One of the reasons why many drug projects fail is not because we don't develop good drugs, but because we don't have good targets. So we tend now to use CRISPR to come up with good targets - that is, a target that, if modulated by a drug, will treat the pathological consequences of the disease. For any illness, that is a different target.
“When we can make a better target, we can make drugs that can better treat diseases”
This will have a significant impact on human health in the short term: When we can make a better target, we can make drugs that can better treat diseases. In the long term, for sure, using CRISPR or other genome editing technologies as therapy will have a big impact.
To cure rather than treat
- To finish off, what about CRISPR is most exciting to You?
Lots of things, but for sure, the use of CRISPR Cas9 to cure and not just treat diseases is something that, as a human being, I think, is the most appealing thing. And as a scientist, the fact that is such a cool technology you can discover new things, you can apply this discovery to several effects - drug treatment, safety or drug development, so there is something that keeps us busy.

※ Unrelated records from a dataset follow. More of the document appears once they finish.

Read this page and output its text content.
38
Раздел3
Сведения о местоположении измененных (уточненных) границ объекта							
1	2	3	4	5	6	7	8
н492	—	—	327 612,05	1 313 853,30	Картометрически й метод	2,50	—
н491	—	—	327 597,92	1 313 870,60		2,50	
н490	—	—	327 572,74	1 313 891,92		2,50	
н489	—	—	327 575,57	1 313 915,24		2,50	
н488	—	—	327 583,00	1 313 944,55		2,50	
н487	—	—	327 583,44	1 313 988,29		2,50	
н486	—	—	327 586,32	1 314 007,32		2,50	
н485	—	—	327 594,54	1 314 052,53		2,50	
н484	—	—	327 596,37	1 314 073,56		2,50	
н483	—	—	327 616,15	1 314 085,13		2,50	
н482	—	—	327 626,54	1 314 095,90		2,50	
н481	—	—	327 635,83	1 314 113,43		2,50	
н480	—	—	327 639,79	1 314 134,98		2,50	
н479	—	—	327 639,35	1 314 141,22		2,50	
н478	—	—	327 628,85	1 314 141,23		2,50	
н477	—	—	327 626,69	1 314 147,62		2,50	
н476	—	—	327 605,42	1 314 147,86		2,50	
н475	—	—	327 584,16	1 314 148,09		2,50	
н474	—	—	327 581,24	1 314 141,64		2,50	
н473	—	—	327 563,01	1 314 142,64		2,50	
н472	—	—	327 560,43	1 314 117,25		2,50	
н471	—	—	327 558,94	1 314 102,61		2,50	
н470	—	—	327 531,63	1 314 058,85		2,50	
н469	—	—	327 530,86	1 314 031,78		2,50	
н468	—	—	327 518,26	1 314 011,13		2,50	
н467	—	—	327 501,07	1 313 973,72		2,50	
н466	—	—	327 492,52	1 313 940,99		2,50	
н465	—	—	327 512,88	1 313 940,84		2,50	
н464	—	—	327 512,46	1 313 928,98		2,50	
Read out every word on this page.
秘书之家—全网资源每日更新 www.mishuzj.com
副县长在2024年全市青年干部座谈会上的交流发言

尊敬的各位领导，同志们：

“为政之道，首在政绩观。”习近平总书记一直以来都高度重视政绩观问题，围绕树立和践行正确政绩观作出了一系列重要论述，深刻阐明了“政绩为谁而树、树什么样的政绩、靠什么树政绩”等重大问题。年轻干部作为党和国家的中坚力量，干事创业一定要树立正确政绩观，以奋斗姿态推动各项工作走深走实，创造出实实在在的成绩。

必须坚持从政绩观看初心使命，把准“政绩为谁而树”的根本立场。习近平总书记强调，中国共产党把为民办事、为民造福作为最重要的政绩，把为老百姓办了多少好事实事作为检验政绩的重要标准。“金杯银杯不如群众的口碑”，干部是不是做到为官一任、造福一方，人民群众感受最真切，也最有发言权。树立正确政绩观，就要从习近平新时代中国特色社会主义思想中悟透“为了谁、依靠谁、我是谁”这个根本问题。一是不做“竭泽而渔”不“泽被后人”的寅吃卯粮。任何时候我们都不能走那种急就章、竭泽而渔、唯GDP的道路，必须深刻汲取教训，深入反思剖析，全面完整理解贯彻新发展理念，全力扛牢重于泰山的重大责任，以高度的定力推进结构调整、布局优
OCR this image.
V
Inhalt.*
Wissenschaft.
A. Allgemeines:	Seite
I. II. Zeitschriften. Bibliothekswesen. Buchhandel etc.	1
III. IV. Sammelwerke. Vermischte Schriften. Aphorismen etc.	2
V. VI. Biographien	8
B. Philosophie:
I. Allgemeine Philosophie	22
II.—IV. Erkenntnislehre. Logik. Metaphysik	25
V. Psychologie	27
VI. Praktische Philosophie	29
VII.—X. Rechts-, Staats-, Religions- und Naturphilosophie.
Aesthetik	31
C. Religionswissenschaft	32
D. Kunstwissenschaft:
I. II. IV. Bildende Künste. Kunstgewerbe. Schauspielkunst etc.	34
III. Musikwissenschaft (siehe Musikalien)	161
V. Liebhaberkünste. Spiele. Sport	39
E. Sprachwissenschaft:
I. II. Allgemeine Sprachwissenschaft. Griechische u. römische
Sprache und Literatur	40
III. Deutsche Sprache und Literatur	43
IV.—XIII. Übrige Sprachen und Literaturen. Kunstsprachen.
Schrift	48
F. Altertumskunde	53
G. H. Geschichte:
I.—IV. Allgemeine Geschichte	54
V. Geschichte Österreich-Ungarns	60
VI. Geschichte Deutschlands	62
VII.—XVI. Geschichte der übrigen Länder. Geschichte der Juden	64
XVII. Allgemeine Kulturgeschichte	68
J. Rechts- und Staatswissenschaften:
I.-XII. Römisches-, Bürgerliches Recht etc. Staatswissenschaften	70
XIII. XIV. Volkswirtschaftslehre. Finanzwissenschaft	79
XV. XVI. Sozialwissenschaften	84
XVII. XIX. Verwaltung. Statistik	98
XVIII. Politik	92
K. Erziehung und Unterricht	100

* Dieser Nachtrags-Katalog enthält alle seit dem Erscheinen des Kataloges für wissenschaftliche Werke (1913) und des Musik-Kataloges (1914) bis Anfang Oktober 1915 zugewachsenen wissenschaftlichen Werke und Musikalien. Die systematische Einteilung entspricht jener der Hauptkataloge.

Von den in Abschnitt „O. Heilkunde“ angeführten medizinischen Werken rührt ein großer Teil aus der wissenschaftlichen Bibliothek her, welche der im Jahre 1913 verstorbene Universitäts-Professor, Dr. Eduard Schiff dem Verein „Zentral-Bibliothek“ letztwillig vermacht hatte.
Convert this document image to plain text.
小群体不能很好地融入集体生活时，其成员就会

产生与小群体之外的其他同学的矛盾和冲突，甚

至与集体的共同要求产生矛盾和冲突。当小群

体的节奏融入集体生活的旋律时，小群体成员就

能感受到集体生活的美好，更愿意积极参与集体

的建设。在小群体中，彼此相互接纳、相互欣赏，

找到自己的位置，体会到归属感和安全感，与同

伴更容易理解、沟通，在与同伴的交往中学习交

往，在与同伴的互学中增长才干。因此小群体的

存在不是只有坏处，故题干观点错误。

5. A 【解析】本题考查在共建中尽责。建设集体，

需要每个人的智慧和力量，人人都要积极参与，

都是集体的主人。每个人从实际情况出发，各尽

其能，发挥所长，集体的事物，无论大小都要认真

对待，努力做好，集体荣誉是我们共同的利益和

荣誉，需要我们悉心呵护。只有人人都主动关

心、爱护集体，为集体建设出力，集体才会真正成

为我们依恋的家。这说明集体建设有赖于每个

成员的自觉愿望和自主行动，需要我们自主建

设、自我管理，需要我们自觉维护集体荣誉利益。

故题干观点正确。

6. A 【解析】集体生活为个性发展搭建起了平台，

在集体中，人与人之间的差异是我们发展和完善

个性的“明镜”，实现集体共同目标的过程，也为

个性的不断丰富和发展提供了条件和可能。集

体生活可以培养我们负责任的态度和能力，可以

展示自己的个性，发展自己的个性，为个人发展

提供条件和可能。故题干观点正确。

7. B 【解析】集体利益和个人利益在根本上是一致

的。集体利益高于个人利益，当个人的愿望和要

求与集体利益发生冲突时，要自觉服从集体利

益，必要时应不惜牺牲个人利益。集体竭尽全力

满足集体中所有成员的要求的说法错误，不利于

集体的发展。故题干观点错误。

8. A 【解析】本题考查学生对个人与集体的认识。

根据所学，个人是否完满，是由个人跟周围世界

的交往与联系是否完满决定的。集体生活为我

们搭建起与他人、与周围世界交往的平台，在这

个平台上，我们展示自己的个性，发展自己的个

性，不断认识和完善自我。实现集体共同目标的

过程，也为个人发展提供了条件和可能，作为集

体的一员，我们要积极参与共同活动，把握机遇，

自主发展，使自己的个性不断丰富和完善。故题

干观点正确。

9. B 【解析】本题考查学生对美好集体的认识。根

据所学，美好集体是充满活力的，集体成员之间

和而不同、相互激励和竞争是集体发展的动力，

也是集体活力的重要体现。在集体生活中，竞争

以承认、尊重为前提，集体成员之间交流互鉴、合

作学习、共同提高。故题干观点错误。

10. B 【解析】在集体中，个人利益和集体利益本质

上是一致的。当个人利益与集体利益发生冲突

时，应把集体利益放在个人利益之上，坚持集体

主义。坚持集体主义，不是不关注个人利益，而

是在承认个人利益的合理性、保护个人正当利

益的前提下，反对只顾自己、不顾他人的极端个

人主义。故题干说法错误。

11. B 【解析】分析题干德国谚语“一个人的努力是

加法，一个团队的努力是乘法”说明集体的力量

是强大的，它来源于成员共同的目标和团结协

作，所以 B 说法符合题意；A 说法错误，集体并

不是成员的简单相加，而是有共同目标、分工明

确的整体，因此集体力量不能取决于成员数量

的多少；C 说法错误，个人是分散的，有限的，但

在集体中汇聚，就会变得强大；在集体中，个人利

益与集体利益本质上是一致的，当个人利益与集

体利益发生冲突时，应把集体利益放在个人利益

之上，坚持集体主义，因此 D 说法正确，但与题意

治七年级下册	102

Marcello Maresca is an associate director at AstraZeneca, leading the Precise Genome Editing group. There he supervises the strategy for the generation of advanced cellular and animal models of disease and therapeutic genome editing activities. He obtained his Ph.D. in Molecular Biology from Max Planck Institute of Molecular Cell Biology and Genetics in Dresden. Maresca did his postdoctoral work at the Novartis Institute of BioMedical Research, working on the development of genome editing tools in drug discovery.